Sinemaya gittik.. 25 kuruş sinema.. Birer simit, beş kuruş.
Gazozlar da 10'ar kuruş.. Çalkalayıp patlattık.. Taşarken kafaya
diktik.. Az sonra film başladı..
Hiç unutmam. Unutmama imkan var mı?. Mezuniyet kutlama filmimiz,
Mezarımı Taştan Oyun, iyi mi?. Hüseyin Peyda!..
Yılı tekrar edeyim mi?.
1952..
Tam 63 yıl sonra, 2015'te, bir çağ değiştikten, milenyuma girdikten
sonra ilk defa gittiğim bugünkü Kilis'te ise sinema yok..
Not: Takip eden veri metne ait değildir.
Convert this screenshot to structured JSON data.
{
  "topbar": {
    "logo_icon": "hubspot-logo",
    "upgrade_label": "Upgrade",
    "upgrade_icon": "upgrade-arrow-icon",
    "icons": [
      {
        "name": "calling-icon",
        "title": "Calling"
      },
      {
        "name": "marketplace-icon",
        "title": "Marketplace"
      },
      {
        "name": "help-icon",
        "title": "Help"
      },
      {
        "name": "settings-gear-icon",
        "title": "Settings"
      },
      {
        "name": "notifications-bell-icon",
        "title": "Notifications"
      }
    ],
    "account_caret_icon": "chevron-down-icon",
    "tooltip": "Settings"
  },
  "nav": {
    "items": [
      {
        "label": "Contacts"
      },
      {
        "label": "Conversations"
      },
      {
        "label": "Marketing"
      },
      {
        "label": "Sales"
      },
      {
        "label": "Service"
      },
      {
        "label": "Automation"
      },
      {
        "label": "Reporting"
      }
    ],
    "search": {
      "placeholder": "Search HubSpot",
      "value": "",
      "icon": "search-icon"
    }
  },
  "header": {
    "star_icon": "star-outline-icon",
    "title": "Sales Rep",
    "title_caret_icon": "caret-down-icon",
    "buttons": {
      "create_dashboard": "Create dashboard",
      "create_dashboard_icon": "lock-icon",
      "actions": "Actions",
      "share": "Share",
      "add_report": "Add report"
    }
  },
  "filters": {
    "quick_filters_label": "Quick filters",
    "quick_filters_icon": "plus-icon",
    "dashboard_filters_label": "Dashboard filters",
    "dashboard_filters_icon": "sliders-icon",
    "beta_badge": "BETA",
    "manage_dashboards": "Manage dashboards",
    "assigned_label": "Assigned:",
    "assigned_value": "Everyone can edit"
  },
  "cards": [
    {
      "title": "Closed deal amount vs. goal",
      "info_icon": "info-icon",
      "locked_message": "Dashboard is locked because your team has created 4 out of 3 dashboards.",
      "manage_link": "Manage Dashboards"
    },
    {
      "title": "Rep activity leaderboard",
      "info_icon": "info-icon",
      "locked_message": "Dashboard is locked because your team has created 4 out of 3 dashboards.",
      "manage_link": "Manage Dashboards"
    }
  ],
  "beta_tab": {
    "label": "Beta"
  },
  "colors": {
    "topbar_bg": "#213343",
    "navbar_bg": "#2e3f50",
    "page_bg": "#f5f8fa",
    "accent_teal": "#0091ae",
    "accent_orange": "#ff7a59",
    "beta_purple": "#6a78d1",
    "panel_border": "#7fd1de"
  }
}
Şaka gibi geliyor değil mi?.
1952'de, 30 bin nüfuslu Kilis'te sinema vardı. Sadece film
göstermezdi. İstanbul'dan tiyatrolar gelirdi, o salona, turne
için..
Halide Pişkin Tiyatrosu, Muhlis Sabahattin'in Ayşe Operetini o
sinemada oynadı. Babam tüm aileyi götürmüştü, iyi hatırlarım..
1950!. Kilis.. Operet!..
Aşık Veysel'i ilk defa o sinemada canlı dinledim. Konser
vermişti.
O zaman Kilis'te sadece bir, tek bir ortaokul vardı. Lise okumak
isteyen, İstanbul'a yatılı giderdi. Hüsnü Dayım, oğulları M. Ali ve
Mahmut'u Galatasaray'a, Ahmet Taner'i, Kabataş'a yollamıştı.
Mukadder Teyzemin oğlu kuzen Uğur, Haydarpaşa'ya gitmişti.
Dedem Kilis Müftüsü Muharrem Efendi, büyük kızı Galiye Teyzemi,
Erenköy Kız Lisesi'ne yatılı yollamıştı, koltuğunun altına bir
keman sıkıştırarak.. "Bunu çalmayı da öğreneceksin" demişti.